Anılan Kurul kararının 2. maddesinde; “Çeşitli nedenlerle aboneliği feshedilen ön ödemeli abonelerin hesaplarında kalan bakiye için abonelere geri alma hakkı tanınması, asgari SMS olmak üzere elektronik posta, arama, sesli yanıt sistemi gibi yöntemler ile ücretsiz olarak kalan bakiye bilgisi ve kendisine geri ödeneceği konusunda bilgilendirilmesi, kalan bakiyenin feshi müteakip onbeş (15) gün içinde işletmeci tarafından aboneye iade edilmesi, 3. maddesinde ise; “Onbeş (15) gün içinde geri ödemenin yapılmaması halinde, a) Posta masrafını aşan tutarlar için tüketicinin bilinen en son adresine posta yolu ile gerekli bilgilendirme yapılması, b) Feshi müteakip iki (2) yıl içerisinde abonelerin işletmeciye başvurması durumunda aboneye kalan bakiyenin iade edilmesi, c) Bu maddenin (b) fıkrası kapsamında abonenin işletmeciye başvuru yapmaması halinde, feshi müteakip iki (2) yıl içerisinde aynı işletmeciye yeniden abone olunması durumunda kalan bakiyenin kullandırılması”; 4. maddesinde ise, “Bu Kurul Kararının ikinci (2) maddesi kapsamında yapılacak olan kalan bakiyelerin iadesinin Borç ve Alacak Bilgilerinin Sorgulanmasına İlişkin Usul ve Esaslara uygun olarak yapılması”na karar verilmiş, yine aynı Karar kapsamında Bilgi Teknolojileri ve İletişim Kurulu’nun … tarih ve … sayılı kararı da kaldırılmıştır.
7061 sayılı Yasanın 99. maddesi ile 5809 sayılı Yasanın 60. maddesine eklenen 9. fıkrada; “İşletmecinin tüketicilerden haksız olarak ücret tahsil ettiğinin tespiti hâlinde, idari yaptırım uygulama hakkı saklı kalmak kaydıyla, işletmeci bu tutarları tüketicilere iade etmekle yükümlüdür. İadeye ilişkin kararın Kurum tarafından işletmeciye tebliğ edildiği tarihten itibaren iki yıl içerisinde işletmecinin tüketiciye ulaşamaması veya Kurum tarafından haklı görülen herhangi bir nedenle işletmeci tarafından iadelerin gerçekleştirilememesi halinde, bu iade bedelleri evrensel hizmet gelirleri olarak genel bütçeye gelir kaydedilmek üzere Bakanlığın merkez muhasebe birimi hesabına yatırılır.

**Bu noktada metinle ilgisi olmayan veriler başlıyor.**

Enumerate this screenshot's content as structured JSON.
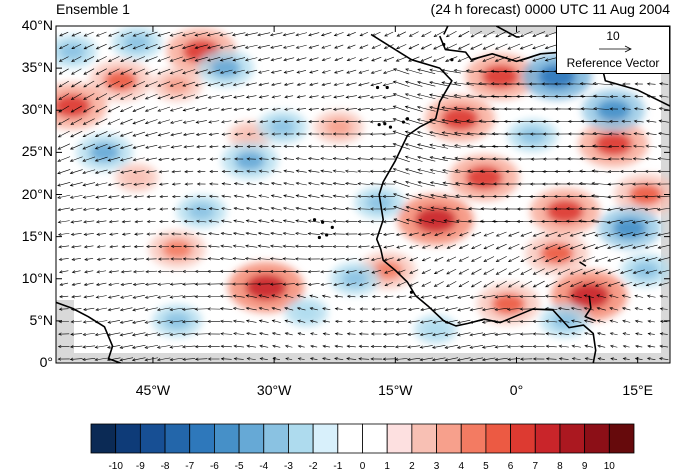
{
  "title_left": "Ensemble 1",
  "title_right": "(24 h forecast) 0000 UTC 11 Aug 2004",
  "reference_vector": {
    "magnitude": "10",
    "label": "Reference Vector"
  },
  "lat_ticks": [
    "40°N",
    "35°N",
    "30°N",
    "25°N",
    "20°N",
    "15°N",
    "10°N",
    "5°N",
    "0°"
  ],
  "lon_ticks": [
    "45°W",
    "30°W",
    "15°W",
    "0°",
    "15°E"
  ],
  "colorbar": {
    "labels": [
      "-10",
      "-9",
      "-8",
      "-7",
      "-6",
      "-5",
      "-4",
      "-3",
      "-2",
      "-1",
      "0",
      "1",
      "2",
      "3",
      "4",
      "5",
      "6",
      "7",
      "8",
      "9",
      "10"
    ],
    "colors": [
      "#0b2a55",
      "#0e3b78",
      "#174f94",
      "#2366aa",
      "#2e78bb",
      "#4690c8",
      "#66a9d6",
      "#8ac2e2",
      "#aedbee",
      "#d8f0fb",
      "#ffffff",
      "#ffffff",
      "#fde0e0",
      "#f8c0b4",
      "#f7a08c",
      "#f37b62",
      "#ec5a43",
      "#dd3a31",
      "#c9252a",
      "#ab1820",
      "#8c0f17",
      "#660a0c"
    ]
  },
  "map": {
    "region": {
      "lon_range": [
        -57,
        19
      ],
      "lat_range": [
        0,
        40
      ]
    },
    "colors": {
      "land_mask": "#d9d9d9",
      "coast": "#000000",
      "arrows": "#000000"
    },
    "anomaly_centers": [
      {
        "lon": -49,
        "lat": 33.5,
        "value": 5
      },
      {
        "lon": -55,
        "lat": 30.5,
        "value": 6
      },
      {
        "lon": -39,
        "lat": 37,
        "value": 6
      },
      {
        "lon": -42,
        "lat": 33,
        "value": 3
      },
      {
        "lon": -31,
        "lat": 9,
        "value": 7
      },
      {
        "lon": -42,
        "lat": 13.5,
        "value": 4
      },
      {
        "lon": -10,
        "lat": 17,
        "value": 7
      },
      {
        "lon": -4,
        "lat": 22,
        "value": 6
      },
      {
        "lon": -7,
        "lat": 29,
        "value": 6
      },
      {
        "lon": -2,
        "lat": 34,
        "value": 6
      },
      {
        "lon": 6,
        "lat": 18,
        "value": 6
      },
      {
        "lon": 12,
        "lat": 26,
        "value": 6
      },
      {
        "lon": 16,
        "lat": 20,
        "value": 5
      },
      {
        "lon": 5,
        "lat": 13,
        "value": 5
      },
      {
        "lon": 9,
        "lat": 8,
        "value": 7
      },
      {
        "lon": -1,
        "lat": 7,
        "value": 5
      },
      {
        "lon": -16,
        "lat": 11,
        "value": 4
      },
      {
        "lon": -22,
        "lat": 28,
        "value": 3
      },
      {
        "lon": -33,
        "lat": 27,
        "value": 2
      },
      {
        "lon": -47,
        "lat": 22,
        "value": 2
      },
      {
        "lon": -36,
        "lat": 35,
        "value": -4
      },
      {
        "lon": -47,
        "lat": 38,
        "value": -3
      },
      {
        "lon": -55,
        "lat": 37,
        "value": -3
      },
      {
        "lon": -51,
        "lat": 25,
        "value": -4
      },
      {
        "lon": -39,
        "lat": 18,
        "value": -3
      },
      {
        "lon": -33,
        "lat": 24,
        "value": -4
      },
      {
        "lon": -29,
        "lat": 28,
        "value": -3
      },
      {
        "lon": -17,
        "lat": 19,
        "value": -3
      },
      {
        "lon": -20,
        "lat": 10,
        "value": -3
      },
      {
        "lon": -42,
        "lat": 5,
        "value": -3
      },
      {
        "lon": -26,
        "lat": 6,
        "value": -2
      },
      {
        "lon": 5,
        "lat": 34,
        "value": -6
      },
      {
        "lon": 12,
        "lat": 30,
        "value": -5
      },
      {
        "lon": 2,
        "lat": 27,
        "value": -3
      },
      {
        "lon": 14,
        "lat": 16,
        "value": -5
      },
      {
        "lon": 6,
        "lat": 5,
        "value": -3
      },
      {
        "lon": -10,
        "lat": 4,
        "value": -2
      },
      {
        "lon": 16,
        "lat": 11,
        "value": -3
      }
    ],
    "coastlines": [
      [
        [
          -57,
          7.2
        ],
        [
          -55,
          6.5
        ],
        [
          -53,
          5.5
        ],
        [
          -51,
          4.3
        ],
        [
          -50,
          2
        ],
        [
          -50.5,
          0.5
        ],
        [
          -49,
          0
        ]
      ],
      [
        [
          -18,
          39
        ],
        [
          -13,
          36
        ],
        [
          -9.5,
          35
        ],
        [
          -8,
          33.5
        ],
        [
          -9.5,
          31
        ],
        [
          -10,
          29
        ],
        [
          -12,
          28
        ],
        [
          -13.5,
          27
        ],
        [
          -15,
          24
        ],
        [
          -16.5,
          21.5
        ],
        [
          -17,
          20
        ],
        [
          -16.5,
          17
        ],
        [
          -17.3,
          14.7
        ],
        [
          -16.8,
          13.5
        ],
        [
          -16.5,
          12.2
        ],
        [
          -15,
          11
        ],
        [
          -13.5,
          9.6
        ],
        [
          -12.5,
          8
        ],
        [
          -11,
          6.8
        ],
        [
          -9,
          5
        ],
        [
          -7.5,
          4.4
        ],
        [
          -6,
          4.7
        ],
        [
          -4,
          5.2
        ],
        [
          -2,
          4.8
        ],
        [
          0,
          5.6
        ],
        [
          2,
          6.4
        ],
        [
          4.5,
          6.3
        ],
        [
          6.5,
          4.2
        ],
        [
          8.3,
          4.5
        ],
        [
          9.5,
          3.5
        ],
        [
          9.8,
          1.5
        ],
        [
          9.5,
          0
        ]
      ],
      [
        [
          -5.6,
          36
        ],
        [
          -3,
          36.7
        ],
        [
          0,
          35.8
        ],
        [
          3,
          36.7
        ],
        [
          7,
          37
        ],
        [
          10,
          37.2
        ],
        [
          10.5,
          35.5
        ],
        [
          11,
          33.5
        ],
        [
          15,
          32.4
        ],
        [
          19,
          30.5
        ]
      ],
      [
        [
          -9.5,
          38.8
        ],
        [
          -8.8,
          37.2
        ],
        [
          -6.3,
          36.9
        ],
        [
          -5.6,
          36
        ]
      ],
      [
        [
          -8.5,
          40
        ],
        [
          -9,
          39
        ]
      ],
      [
        [
          -2.5,
          40
        ],
        [
          0,
          38.7
        ],
        [
          0.4,
          38.7
        ]
      ],
      [
        [
          11.2,
          40
        ],
        [
          12.6,
          37.4
        ],
        [
          15.5,
          37
        ],
        [
          16,
          38
        ],
        [
          17,
          39
        ],
        [
          18.5,
          40
        ]
      ],
      [
        [
          18.5,
          40
        ],
        [
          17,
          40
        ]
      ],
      [
        [
          8.5,
          39
        ],
        [
          9.7,
          39.2
        ],
        [
          9.5,
          41
        ]
      ],
      [
        [
          9.8,
          5
        ],
        [
          8.5,
          5.5
        ],
        [
          9.2,
          6.5
        ],
        [
          9,
          8
        ]
      ],
      [
        [
          7.8,
          12
        ],
        [
          8.6,
          11.5
        ]
      ]
    ],
    "islands": [
      [
        -17,
        28.3
      ],
      [
        -15.6,
        28
      ],
      [
        -14,
        28.6
      ],
      [
        -13.5,
        29
      ],
      [
        -16.3,
        28.4
      ],
      [
        -24,
        16.7
      ],
      [
        -23.5,
        15.2
      ],
      [
        -22.8,
        16.1
      ],
      [
        -25,
        17
      ],
      [
        -24.4,
        14.9
      ],
      [
        -16,
        32.7
      ],
      [
        -17.2,
        32.7
      ],
      [
        -13,
        8.4
      ],
      [
        -9,
        37.8
      ],
      [
        -8,
        36
      ]
    ]
  }
}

Bu fıkranın uygulanmasına ilişkin usul ve esaslar Kurum tarafından belirlenir.” kuralı yer almaktadır.
Öte yandan, 5809 sayılı Kanun’a dayanılarak çıkarılan ve 28.07.2010 tarih ve 27655 sayılı Resmî Gazete’de yayımlanan mülga Elektronik Haberleşme Sektöründe Tüketici Hakları Yönetmeliği’nin 18. maddesinin 8. fıkrasında da, aboneden daha önce alınan depozito, avans gibi ücretler veya abone alacakları var ise, mahsuplaşmayı müteakip kalan tutarın on beş gün içerisinde işletmeci tarafından aboneye iade edileceği belirtilmiş; 28/10/2017 tarih ve 30224 sayılı Resmî Gazete’de yayımlanan Elektronik Haberleşme Sektörüne İlişkin Tüketici Hakları Yönetmeliği’nin 23. maddesinin 6. fıkrasında ise, fesih durumunda aboneden daha önce alınan depozito, avans gibi ücretler veya abone alacakları var ise, mahsuplaşmayı müteakip kalan tutarın on beş gün içinde işletmeci tarafından aboneye iade edileceği yönünde düzenleme yapılmıştır.

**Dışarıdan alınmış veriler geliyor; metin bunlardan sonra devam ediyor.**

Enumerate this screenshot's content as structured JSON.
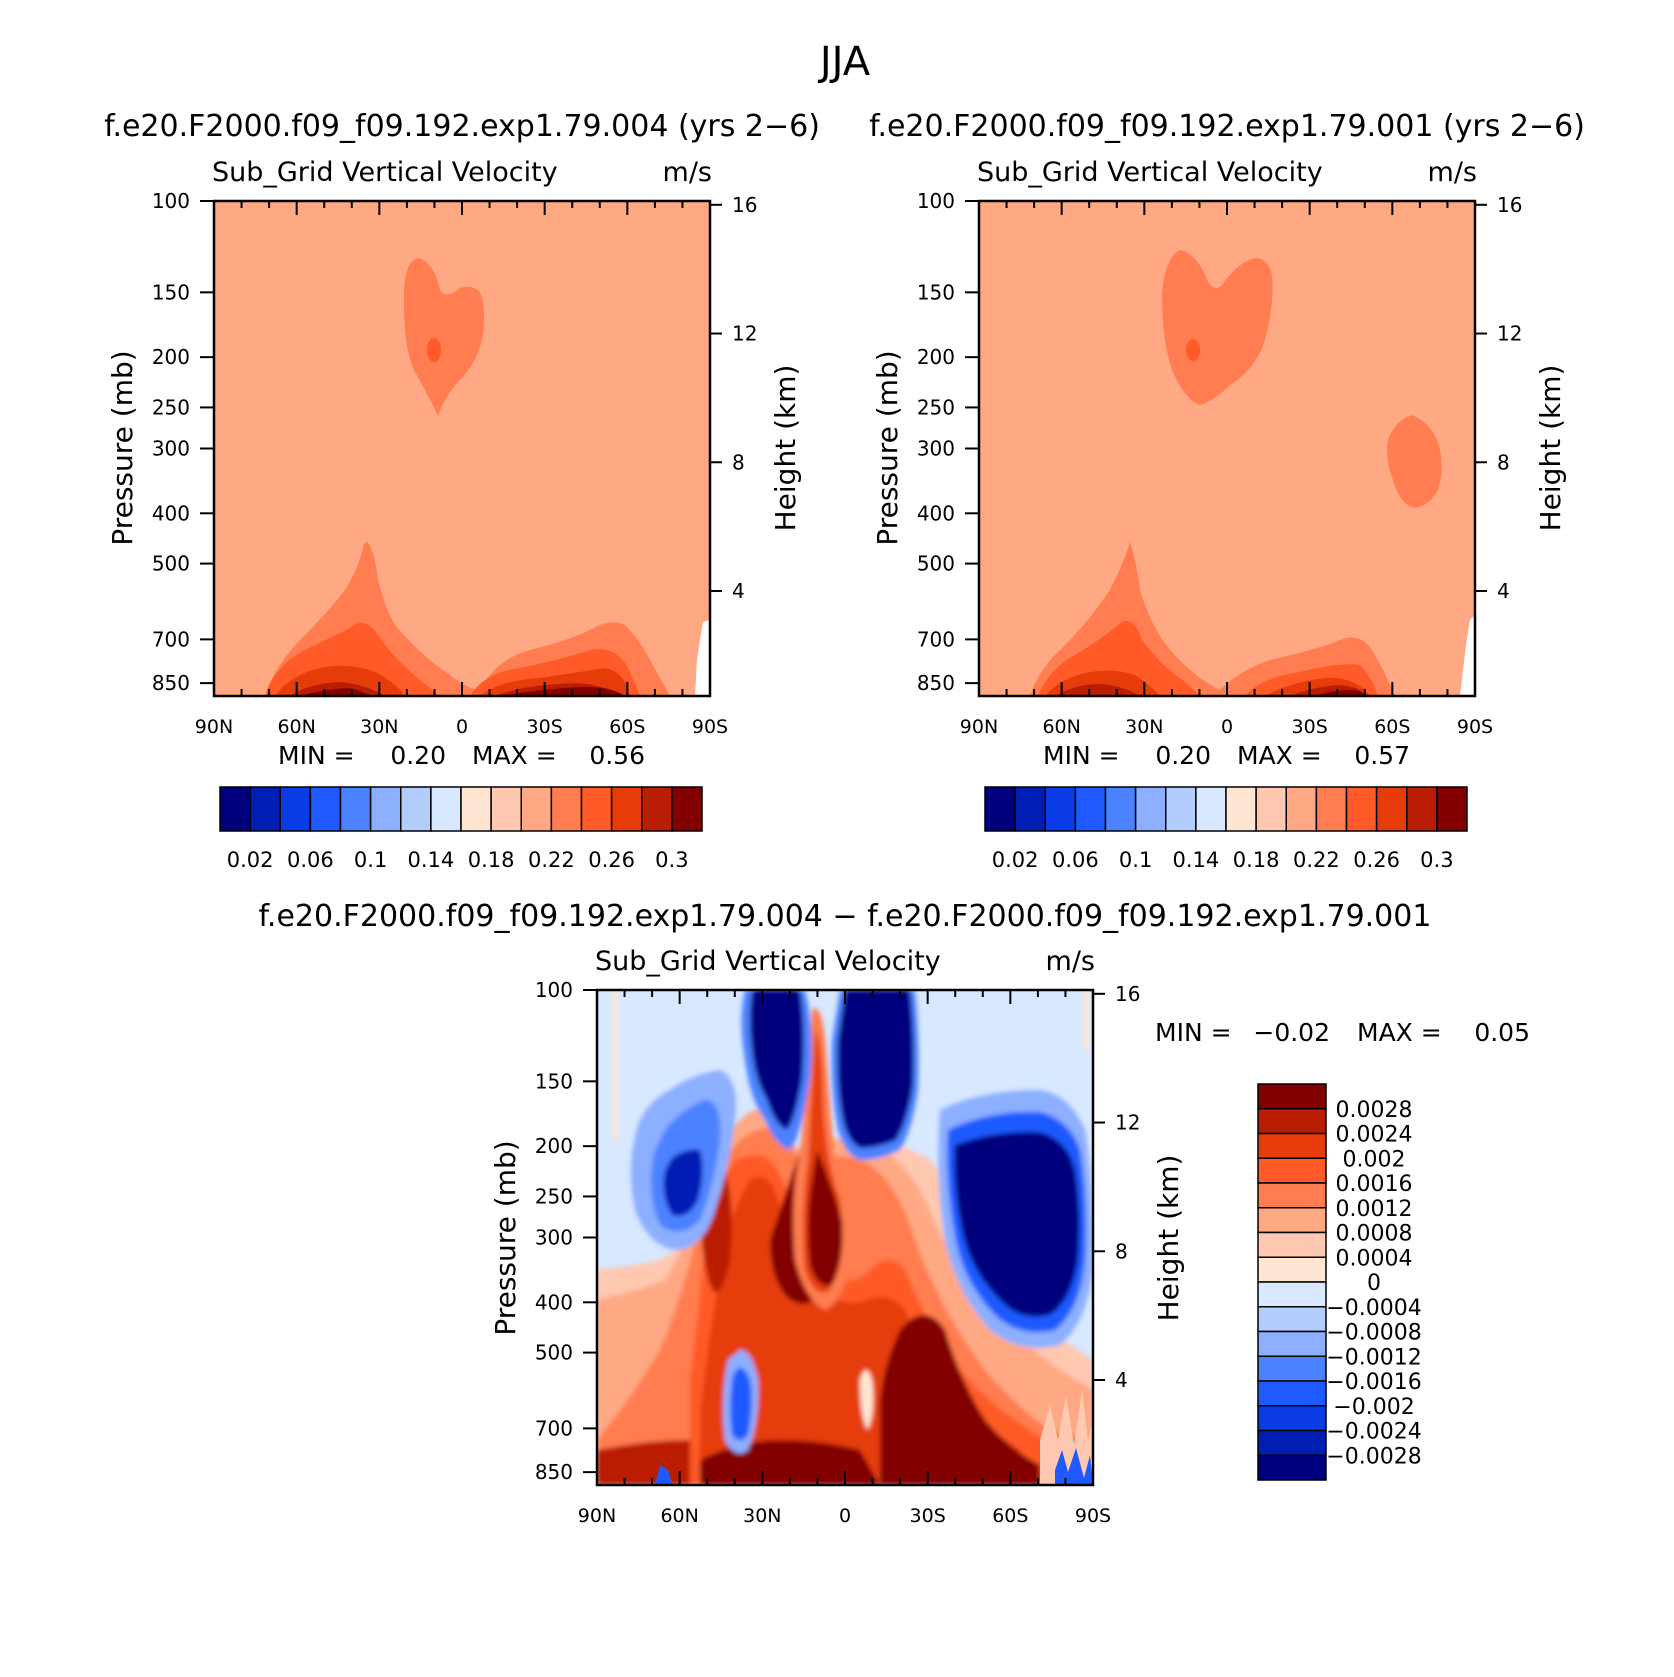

Dosya içeriğinden; Kurumca 2018 yılında yapılan çalışmalarda, mevzuatta yer alan hükümlerin aksine, aboneliği feshedilen ön ödemeli hat kullanan abonelerin hesaplarındaki tutarların ilgili mevzuatta belirtilen sürelerde abonelere iade edilmediği ve bu tutarların haksız bir şekilde halen işletmecilerin uhdesinde kaldığının anlaşılması üzerine, dava konusu Kurul Kararı ile;
“…….
1. Çeşitli nedenlerle aboneliği feshedilen ön ödemeli abonelerin hesaplarında kalan bakiyenin … tarih ve … sayılı Kurul Kararı kapsamında iki (2) yıl içerisinde aboneye iade edilmemesi durumunda; işletmeci nezdinde haksız olarak tutulan tutarların, bahsi geçen iki (2) yıllık sürenin bitimini müteakip en geç otuz (30) gün içinde işletmeci tarafından EHK’nın 60. maddesinin dokuzuncu fıkrası kapsamında evrensel hizmet geliri olarak aktarılması,
2. İş bu Kurul Kararının tebliğ tarihi itibariyle herhangi bir nedenle geri ödemesi gereçekleştirilememiş ön ödemeli aboneliklerdeki kalan tutarların iadesi için;
a) … tarih ve … sayılı Kurul Kararı kapsamındaki yükümlülüklerin yerine getirilmesi,
b) Bu maddesin (a) bendi kapsamında iadenin gerçekleştirilememesi halinde; işletmeci nezdinde haksız olarak tutulan tutarın bahsi geçen iki (2) yıllık sürenin bitimini müteakip en geç otuz (30) gün içinde işletmeci tarafından EHK’nın 60. maddesinin dokuzuncu fıkrası kapsamında evrensel hizmet geliri olarak aktarılması ve işlem sonucundan Kuruma bilgi verilmesi …..” ne karar verilmiştir.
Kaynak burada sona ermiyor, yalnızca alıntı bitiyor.